The next day, as I made my way to Cyril’s villa, I felt much less sure of myself intellectually. To celebrate my recovery I had drunk too much at dinner the previous evening and had been more than merry. I had been explaining to my father that I was going to do a literary degree, that I would be associating with learned people and that I wanted to become famous and a real bore. To launch me he would have to use all the tricks of the advertising trade and the scandalmongers. We swapped preposterous ideas and roared with laughter. Anne laughed too, but less loudly and in an indulgent way. At times she stopped laughing altogether, when my ideas about being launched went beyond the boundaries of the literary world, not to say the bounds of decency.
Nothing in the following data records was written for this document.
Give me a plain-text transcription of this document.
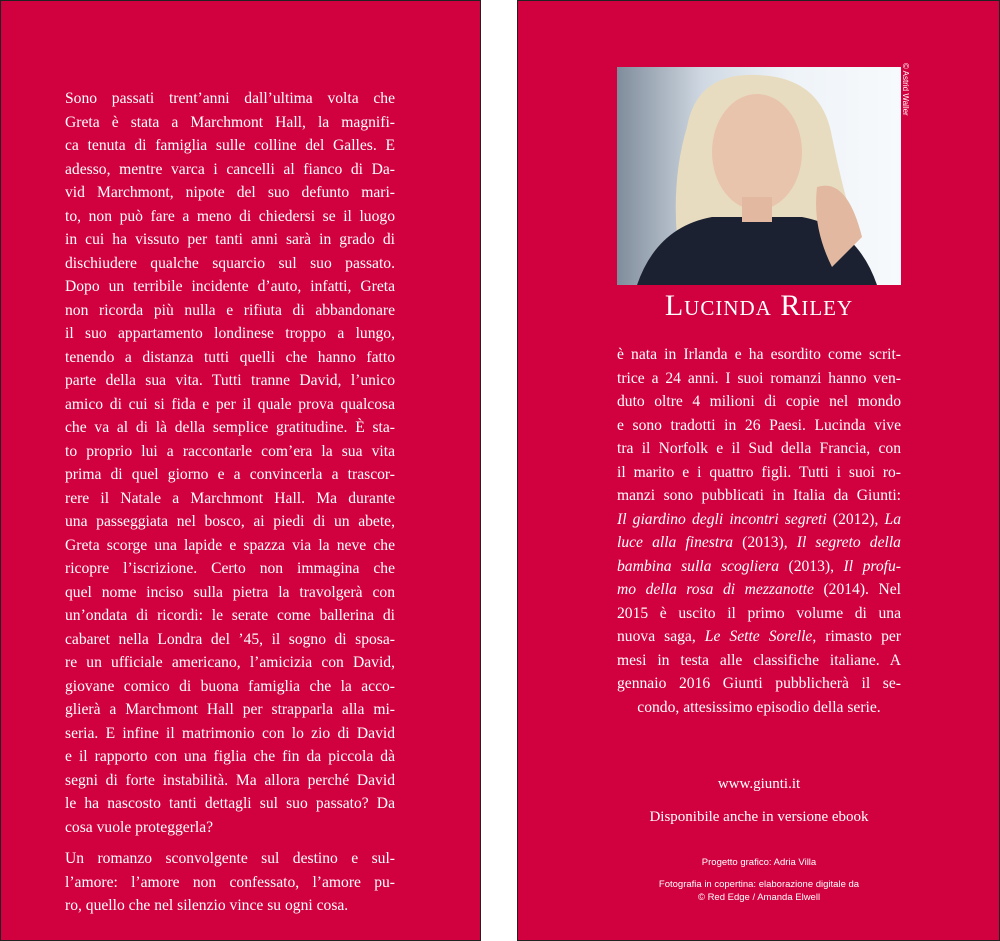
Sono passati trent’anni dall’ultima volta che
Greta è stata a Marchmont Hall, la magnifi-
ca tenuta di famiglia sulle colline del Galles. E
adesso, mentre varca i cancelli al fianco di Da-
vid Marchmont, nipote del suo defunto mari-
to, non può fare a meno di chiedersi se il luogo
in cui ha vissuto per tanti anni sarà in grado di
dischiudere qualche squarcio sul suo passato.
Dopo un terribile incidente d’auto, infatti, Greta
non ricorda più nulla e rifiuta di abbandonare
il suo appartamento londinese troppo a lungo,
tenendo a distanza tutti quelli che hanno fatto
parte della sua vita. Tutti tranne David, l’unico
amico di cui si fida e per il quale prova qualcosa
che va al di là della semplice gratitudine. È sta-
to proprio lui a raccontarle com’era la sua vita
prima di quel giorno e a convincerla a trascor-
rere il Natale a Marchmont Hall. Ma durante
una passeggiata nel bosco, ai piedi di un abete,
Greta scorge una lapide e spazza via la neve che
ricopre l’iscrizione. Certo non immagina che
quel nome inciso sulla pietra la travolgerà con
un’ondata di ricordi: le serate come ballerina di
cabaret nella Londra del ’45, il sogno di sposa-
re un ufficiale americano, l’amicizia con David,
giovane comico di buona famiglia che la acco-
glierà a Marchmont Hall per strapparla alla mi-
seria. E infine il matrimonio con lo zio di David
e il rapporto con una figlia che fin da piccola dà
segni di forte instabilità. Ma allora perché David
le ha nascosto tanti dettagli sul suo passato? Da
cosa vuole proteggerla?
Un romanzo sconvolgente sul destino e sul-
l’amore: l’amore non confessato, l’amore pu-
ro, quello che nel silenzio vince su ogni cosa.
© Astrid Waller
Lucinda Riley
è nata in Irlanda e ha esordito come scrit-
trice a 24 anni. I suoi romanzi hanno ven-
duto oltre 4 milioni di copie nel mondo
e sono tradotti in 26 Paesi. Lucinda vive
tra il Norfolk e il Sud della Francia, con
il marito e i quattro figli. Tutti i suoi ro-
manzi sono pubblicati in Italia da Giunti:
Il giardino degli incontri segreti (2012), La
luce alla finestra (2013), Il segreto della
bambina sulla scogliera (2013), Il profu-
mo della rosa di mezzanotte (2014). Nel
2015 è uscito il primo volume di una
nuova saga, Le Sette Sorelle, rimasto per
mesi in testa alle classifiche italiane. A
gennaio 2016 Giunti pubblicherà il se-
condo, attesissimo episodio della serie.
www.giunti.it
Disponibile anche in versione ebook
Progetto grafico: Adria Villa
Fotografia in copertina: elaborazione digitale da
© Red Edge / Amanda Elwell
But my father was so clearly happy at our being back together again and telling our silly jokes that she said nothing. In the end they put me to bed and tucked me up. I thanked them in a heartfelt way and asked what I would do without them. My father really didn’t know. Anne seemed to have quite strong ideas on that topic but, just as I was begging her to tell me them and she was bending over me, I was overtaken by sleep. In the middle of the night I was sick. Waking up was worse than any previous bad experience of waking up that I had ever had. With my thoughts unfocused and my resolve wavering, I made my way to the pine wood, taking in nothing of the morning sea or the frenzied seagulls.
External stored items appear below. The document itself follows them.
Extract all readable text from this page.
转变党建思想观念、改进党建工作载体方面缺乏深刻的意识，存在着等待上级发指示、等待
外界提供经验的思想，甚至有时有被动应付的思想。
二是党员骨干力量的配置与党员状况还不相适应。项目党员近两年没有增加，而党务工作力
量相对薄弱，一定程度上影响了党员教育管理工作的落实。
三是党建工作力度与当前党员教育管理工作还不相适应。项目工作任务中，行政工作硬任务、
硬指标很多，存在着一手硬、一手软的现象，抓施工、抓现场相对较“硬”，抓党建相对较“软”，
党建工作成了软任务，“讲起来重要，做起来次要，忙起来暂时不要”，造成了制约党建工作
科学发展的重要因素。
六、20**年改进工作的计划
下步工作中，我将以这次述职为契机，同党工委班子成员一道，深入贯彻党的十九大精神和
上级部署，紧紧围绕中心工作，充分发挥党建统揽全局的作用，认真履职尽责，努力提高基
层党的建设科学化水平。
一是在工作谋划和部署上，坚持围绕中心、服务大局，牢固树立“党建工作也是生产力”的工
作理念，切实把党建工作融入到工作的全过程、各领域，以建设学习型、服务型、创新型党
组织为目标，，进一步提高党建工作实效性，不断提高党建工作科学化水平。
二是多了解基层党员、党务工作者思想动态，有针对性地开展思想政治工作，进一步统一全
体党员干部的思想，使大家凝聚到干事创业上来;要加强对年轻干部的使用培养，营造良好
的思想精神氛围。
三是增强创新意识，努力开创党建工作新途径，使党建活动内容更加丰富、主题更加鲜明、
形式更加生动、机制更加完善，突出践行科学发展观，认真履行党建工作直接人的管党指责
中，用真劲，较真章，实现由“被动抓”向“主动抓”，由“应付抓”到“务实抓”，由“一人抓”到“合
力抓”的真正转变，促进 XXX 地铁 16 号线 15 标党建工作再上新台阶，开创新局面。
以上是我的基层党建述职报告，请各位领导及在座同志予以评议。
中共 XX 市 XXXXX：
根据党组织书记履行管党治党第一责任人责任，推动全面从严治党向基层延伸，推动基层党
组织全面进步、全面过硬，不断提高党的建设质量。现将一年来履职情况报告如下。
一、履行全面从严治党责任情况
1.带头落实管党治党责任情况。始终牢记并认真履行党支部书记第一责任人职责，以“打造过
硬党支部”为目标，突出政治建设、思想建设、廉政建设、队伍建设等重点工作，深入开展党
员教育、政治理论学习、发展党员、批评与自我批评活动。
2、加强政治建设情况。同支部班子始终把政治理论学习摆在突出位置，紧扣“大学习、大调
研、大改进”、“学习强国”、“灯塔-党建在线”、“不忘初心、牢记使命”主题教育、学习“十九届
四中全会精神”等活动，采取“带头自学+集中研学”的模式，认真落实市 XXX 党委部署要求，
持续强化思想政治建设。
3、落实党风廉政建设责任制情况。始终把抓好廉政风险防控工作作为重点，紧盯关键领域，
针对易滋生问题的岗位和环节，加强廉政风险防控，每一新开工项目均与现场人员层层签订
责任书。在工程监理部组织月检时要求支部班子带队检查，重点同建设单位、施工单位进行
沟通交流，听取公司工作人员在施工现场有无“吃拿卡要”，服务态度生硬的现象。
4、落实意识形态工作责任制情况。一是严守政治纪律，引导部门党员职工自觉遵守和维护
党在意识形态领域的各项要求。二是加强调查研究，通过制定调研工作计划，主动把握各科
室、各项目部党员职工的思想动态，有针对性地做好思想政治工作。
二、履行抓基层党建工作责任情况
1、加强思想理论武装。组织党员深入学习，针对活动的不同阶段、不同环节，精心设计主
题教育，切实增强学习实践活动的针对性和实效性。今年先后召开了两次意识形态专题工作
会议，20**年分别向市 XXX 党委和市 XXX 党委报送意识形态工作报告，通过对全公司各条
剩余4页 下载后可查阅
I found Cyril at the entrance to the garden. He bounded towards me, took me in his arms and clasped me fiercely to himself, murmuring incoherently:

‘My sweetheart, I was so worried … It’s been such a long time … I didn’t know what you were doing or whether that woman was making you unhappy … I didn’t know that I could be so unhappy myself … I sailed past the inlet every afternoon at least once, sometimes twice. I didn’t know I loved you so much …’

‘Neither did I,’ I said.

The fact was that I was both surprised and touched. I was sorry I felt so sick and unable to express my emotion.